In This NY Times Editorial
Criticizing Israel has long been the equivalent of touching a third rail in many Jewish families and friendships, relegating disagreements to a conversational demilitarized zone where only the innocent and foolhardy go.......
But while those voices have been strong and their message unmistakable, a newly outspoken wing of Israel supporters has begun to challenge the old-school reflexive support of the country’s policies, suggesting that one does not have to be slavish to Israeli policies to love Israel.
"Most Jews have mixed feelings about Israel," said Rabbi Tamara Kolton of the Birmingham Temple, a secular humanistic congregation in Farmington Hills. "They support Israel, but it’s complicated. Until now, you never heard from those people. You heard only from the organized ones, the ones who are 100 percent certain, we’re right, they’re wrong."
In the 2008 election, 78 percent of Jewish voters supported Mr. Obama, and surveys have suggested that most continue to back his policies.
Now the NYT editorial cites a poll by the American Jewish Committee a mainstream and more conservative entity. However this feeling that Rabbi Kolton discusses can be more fleshed out and is supported in a contrary poll by J Street which shows that support for President Obama and his Peace attempts are still high.
In the article the writer quotes Jeremy Ben-Ami of J Street who very rightly says:
Jeremy Ben-Ami, the founder of a Washington lobby known as J Street, the latest of several organizations representing the voice of liberal Jews who support Israel but not all its policies, said many people have long felt ignored or silenced by the pro-Israel establishment in the United States.
"People are tired of being told that you are either with us or against us," he said. "The majority of American Jews support the president, support the two-state solution and do not feel that they have been well represented by organizations that demand obedience to every wish of the Israeli government. If you had taken their word for it, Obama should have gotten 12 percent of the Jewish vote. But he got 80. That should say something."
Which pretty much sums things up. One cannot argue with the fact that American Jews overwhelming supported President Obama and still do. Yesterday, I diared a column by Haaretz columnist Carlo Strenger who stated that the Right is attempting to define how we American Jews view ourselves in relation to Israel. Not only though is the Right attempting to portray Jewish support for Israel as such but so is the Left. Attempts to cut out the Israeli Peace Movement and Israeli Center and Left by these unlikely allies though are failing. More and more people are seeing that there is a growing contingent in Israel AND one that is majority in America of Jewish people that are progressive, and unafraid to take on critics from both sides of the political spectrum to try to end the vicious conflict in the Middle East.

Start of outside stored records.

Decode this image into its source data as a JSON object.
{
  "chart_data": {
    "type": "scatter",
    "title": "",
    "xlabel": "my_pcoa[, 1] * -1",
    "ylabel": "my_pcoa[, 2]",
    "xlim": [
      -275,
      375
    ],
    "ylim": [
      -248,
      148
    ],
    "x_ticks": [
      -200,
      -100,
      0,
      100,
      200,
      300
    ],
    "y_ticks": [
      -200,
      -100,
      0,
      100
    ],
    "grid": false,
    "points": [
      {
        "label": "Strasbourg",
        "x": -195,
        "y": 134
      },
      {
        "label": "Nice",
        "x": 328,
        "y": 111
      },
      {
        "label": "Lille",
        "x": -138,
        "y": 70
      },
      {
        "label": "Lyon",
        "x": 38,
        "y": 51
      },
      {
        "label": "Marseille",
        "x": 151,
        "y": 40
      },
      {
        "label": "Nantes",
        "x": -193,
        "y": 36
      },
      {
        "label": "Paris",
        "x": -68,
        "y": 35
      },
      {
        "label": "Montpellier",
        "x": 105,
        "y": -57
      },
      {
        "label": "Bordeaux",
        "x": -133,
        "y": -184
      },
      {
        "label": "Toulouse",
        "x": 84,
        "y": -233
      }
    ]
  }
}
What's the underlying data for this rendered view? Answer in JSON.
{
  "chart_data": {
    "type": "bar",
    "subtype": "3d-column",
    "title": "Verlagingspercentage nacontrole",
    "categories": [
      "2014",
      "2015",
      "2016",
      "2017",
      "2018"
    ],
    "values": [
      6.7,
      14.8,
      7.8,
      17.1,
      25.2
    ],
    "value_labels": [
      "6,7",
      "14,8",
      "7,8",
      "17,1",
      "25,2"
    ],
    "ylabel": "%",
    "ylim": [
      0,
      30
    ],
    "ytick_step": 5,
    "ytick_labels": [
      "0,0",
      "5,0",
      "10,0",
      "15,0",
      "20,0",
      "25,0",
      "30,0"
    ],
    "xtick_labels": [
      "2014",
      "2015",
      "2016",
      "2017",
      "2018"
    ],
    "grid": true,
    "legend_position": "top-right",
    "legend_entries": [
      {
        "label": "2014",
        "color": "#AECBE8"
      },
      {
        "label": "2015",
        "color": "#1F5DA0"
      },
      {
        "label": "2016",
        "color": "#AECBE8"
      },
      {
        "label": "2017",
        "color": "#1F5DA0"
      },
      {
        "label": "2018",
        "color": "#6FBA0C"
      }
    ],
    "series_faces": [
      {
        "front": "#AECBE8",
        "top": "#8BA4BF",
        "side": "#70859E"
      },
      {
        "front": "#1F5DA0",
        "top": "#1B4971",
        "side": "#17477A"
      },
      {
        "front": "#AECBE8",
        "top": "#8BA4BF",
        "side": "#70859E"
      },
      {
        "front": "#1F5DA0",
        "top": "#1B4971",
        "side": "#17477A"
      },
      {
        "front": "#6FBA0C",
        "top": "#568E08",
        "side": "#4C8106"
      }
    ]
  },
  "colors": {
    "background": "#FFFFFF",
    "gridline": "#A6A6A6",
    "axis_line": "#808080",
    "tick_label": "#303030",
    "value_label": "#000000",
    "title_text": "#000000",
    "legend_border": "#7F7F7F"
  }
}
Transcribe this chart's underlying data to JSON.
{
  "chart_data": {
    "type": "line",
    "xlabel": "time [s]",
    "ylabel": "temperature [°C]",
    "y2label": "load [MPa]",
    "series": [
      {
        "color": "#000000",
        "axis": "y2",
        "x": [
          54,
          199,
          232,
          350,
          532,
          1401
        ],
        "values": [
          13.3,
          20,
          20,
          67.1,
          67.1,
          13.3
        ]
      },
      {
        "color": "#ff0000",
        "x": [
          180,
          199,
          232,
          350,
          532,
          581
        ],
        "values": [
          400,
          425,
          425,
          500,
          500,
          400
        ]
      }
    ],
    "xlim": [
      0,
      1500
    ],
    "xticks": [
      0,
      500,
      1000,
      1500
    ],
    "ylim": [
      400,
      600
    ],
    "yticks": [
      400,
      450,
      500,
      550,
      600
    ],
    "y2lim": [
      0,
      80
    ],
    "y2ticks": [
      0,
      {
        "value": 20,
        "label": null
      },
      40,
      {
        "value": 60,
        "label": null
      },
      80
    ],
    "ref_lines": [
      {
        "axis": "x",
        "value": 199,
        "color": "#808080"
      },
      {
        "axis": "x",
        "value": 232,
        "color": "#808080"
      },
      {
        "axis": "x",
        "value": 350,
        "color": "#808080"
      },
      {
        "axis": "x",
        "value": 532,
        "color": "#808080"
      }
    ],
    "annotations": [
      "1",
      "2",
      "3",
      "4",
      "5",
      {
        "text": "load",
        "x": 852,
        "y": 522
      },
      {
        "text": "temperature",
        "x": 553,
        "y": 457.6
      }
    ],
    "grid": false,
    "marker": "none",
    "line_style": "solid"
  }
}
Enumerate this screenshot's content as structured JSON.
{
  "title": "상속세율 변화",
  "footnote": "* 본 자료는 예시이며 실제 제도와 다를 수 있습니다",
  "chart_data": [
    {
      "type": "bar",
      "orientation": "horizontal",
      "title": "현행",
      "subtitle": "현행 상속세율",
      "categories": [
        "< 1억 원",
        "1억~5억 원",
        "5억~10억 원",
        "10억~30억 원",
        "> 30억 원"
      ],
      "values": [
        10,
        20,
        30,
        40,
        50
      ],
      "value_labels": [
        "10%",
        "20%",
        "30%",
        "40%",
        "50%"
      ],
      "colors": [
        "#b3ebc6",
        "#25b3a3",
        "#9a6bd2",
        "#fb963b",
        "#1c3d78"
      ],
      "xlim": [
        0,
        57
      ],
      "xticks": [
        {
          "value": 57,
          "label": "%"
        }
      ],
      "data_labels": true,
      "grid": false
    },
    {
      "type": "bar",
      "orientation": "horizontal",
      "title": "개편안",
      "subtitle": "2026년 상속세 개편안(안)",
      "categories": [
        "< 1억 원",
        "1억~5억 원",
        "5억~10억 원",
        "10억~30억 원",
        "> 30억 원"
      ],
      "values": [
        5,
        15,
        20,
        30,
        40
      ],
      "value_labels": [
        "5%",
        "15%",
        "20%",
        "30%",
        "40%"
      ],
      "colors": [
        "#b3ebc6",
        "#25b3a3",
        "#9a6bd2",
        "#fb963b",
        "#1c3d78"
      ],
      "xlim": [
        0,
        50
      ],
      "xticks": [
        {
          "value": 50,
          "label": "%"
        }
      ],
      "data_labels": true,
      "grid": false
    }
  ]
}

This divide is not without conflict in the American Jewish Community. The main and most powerfully organized groups are fairly conservative (not Tea-bagger, wingnut crazy - but more old school conservative) but the up and coming groups like J Street and it's European counterpart J Call I feel are more representative of the Jewish Progressive Wing.
Make no mistake, this part of the Jewish polity advocates for strong friendship between the U.S. (and Europe) and Israel.... however it takes a needed critical view of the relationship between our countries and how that relationship can be improved by a return to traditional progressive Jewish values.
Lately there has been a spate of Public figures coming out strenuously AGAINST the progressive Jewish movement on both sides. One side, the Right, claims we are "traitors Israel and Judaism", the other side claims we support the "injustices of the occupation" despite the fact that the movement wants nothing more than to end the occupation. However, neither side wants to acknowledge what is becoming if not is the majority of the American Jewish political populace.